Lisa Phillips, Kate Crawford, Laura Poitras, Heather Corcoran

Heather Corcoran, Laura Poitras, Kashmir Hill, Kate Crawford, and Lisa Phillips discuss the logistics and themes of Ai WeiWei and Jacob Applebaum’s performance. At one point, Corcoran described her job as “radical administration”. Image: Madison McGraw/Billy Farrell Agency. 

It was rather nice to see the joy a new family can bring to a person, particularly in the context of Ai WeiWei and Jacob Applebaum’s circumstances. Ai WeiWei—the Chinese artist whose work is famously critical of country’s government—has had his passport confiscated by the authorities and cannot leave Beijing. His family now lives in Berlin, for safety reasons. Applebaum, an American activist who helped select the documents released by Edward Snowden is also being punished by his government and can’t return to the United States.

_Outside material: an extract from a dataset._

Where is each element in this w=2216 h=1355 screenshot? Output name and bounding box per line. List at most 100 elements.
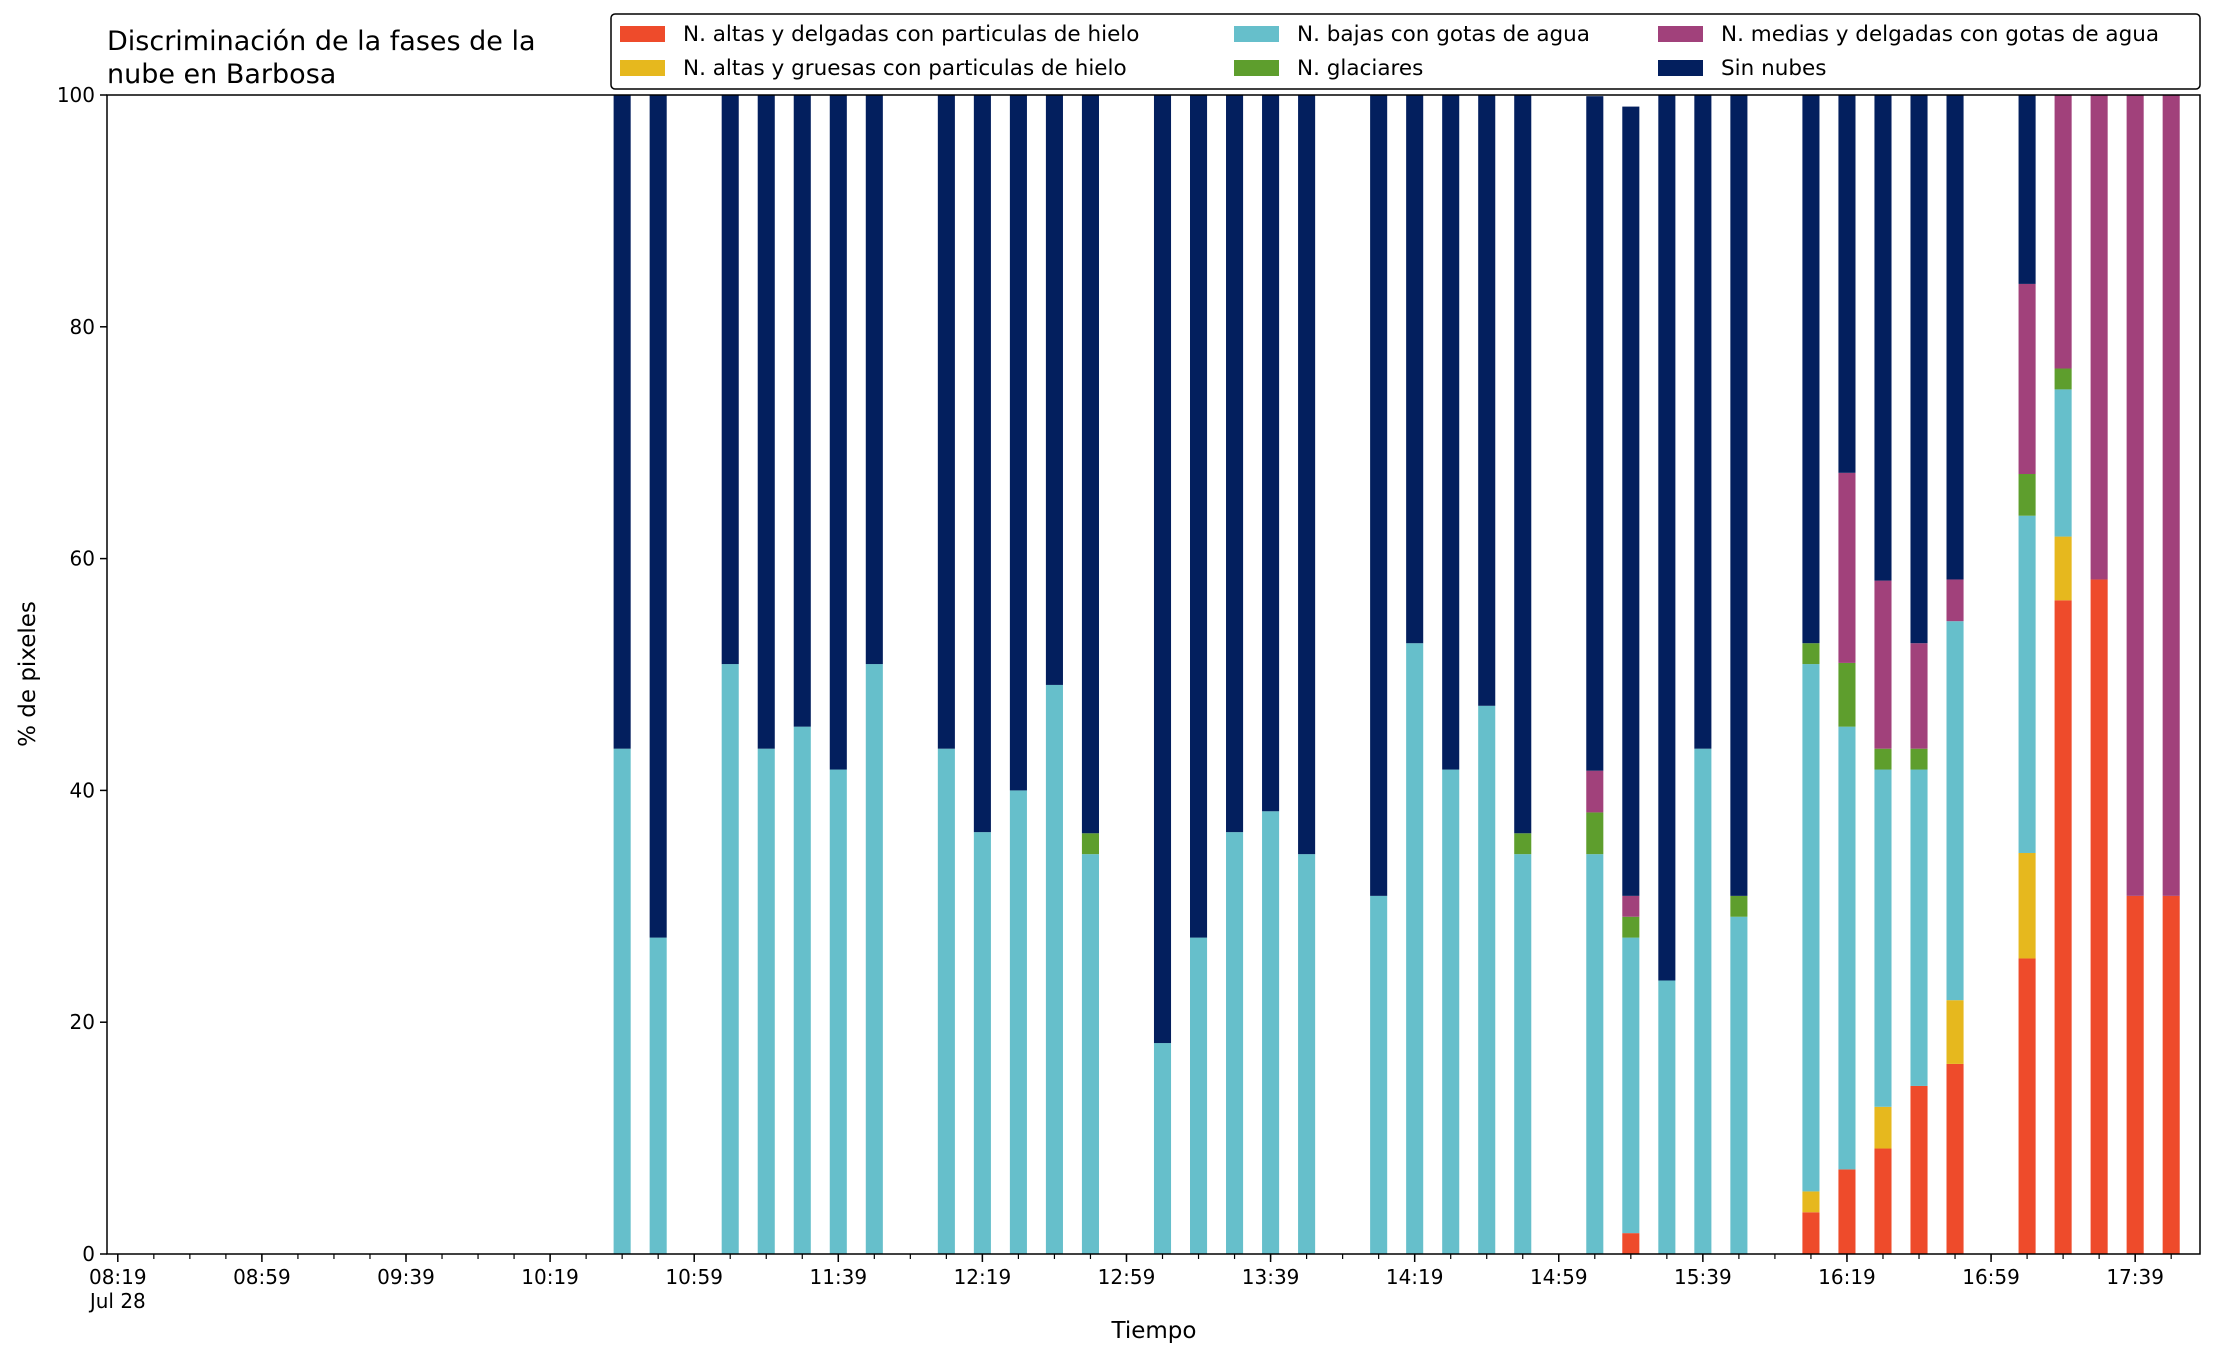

Needless to say, a regular ol’ Seven on Seven collaboration wasn’t going to happen in New York, so Applebaum traveled to Beijing to work with Ai. There, they were joined by documentary filmmaker Laura Poitras, who produced a short documentary for their presentation.

I know it sounds a little over the top, but the results made me proud to even be a witness. Applebaum brought the trove of classified documents Snowden released to the press, revealing global surveillance programs, which the two then shredded. The paper was used to stuff toy pandas—also the name for undercover police in China—which would also contain a small SD card with the same documents. Rhizome’s Executive Director Heather Corcoran then took the bears back to the United States where they were displayed for us, before their distribution to other similar-minded dissidents.

In theory, this piece could force a more responsible government. It’s a big fucking deal, but in the spirit of Seven on Seven, also a bit of a gamble. There’s no guarantee we can activate the potential Ai and Applebaum brought into the room, only the belief it’s important it exist. What happens next is up to us, and that’s both the terror and thrill of it.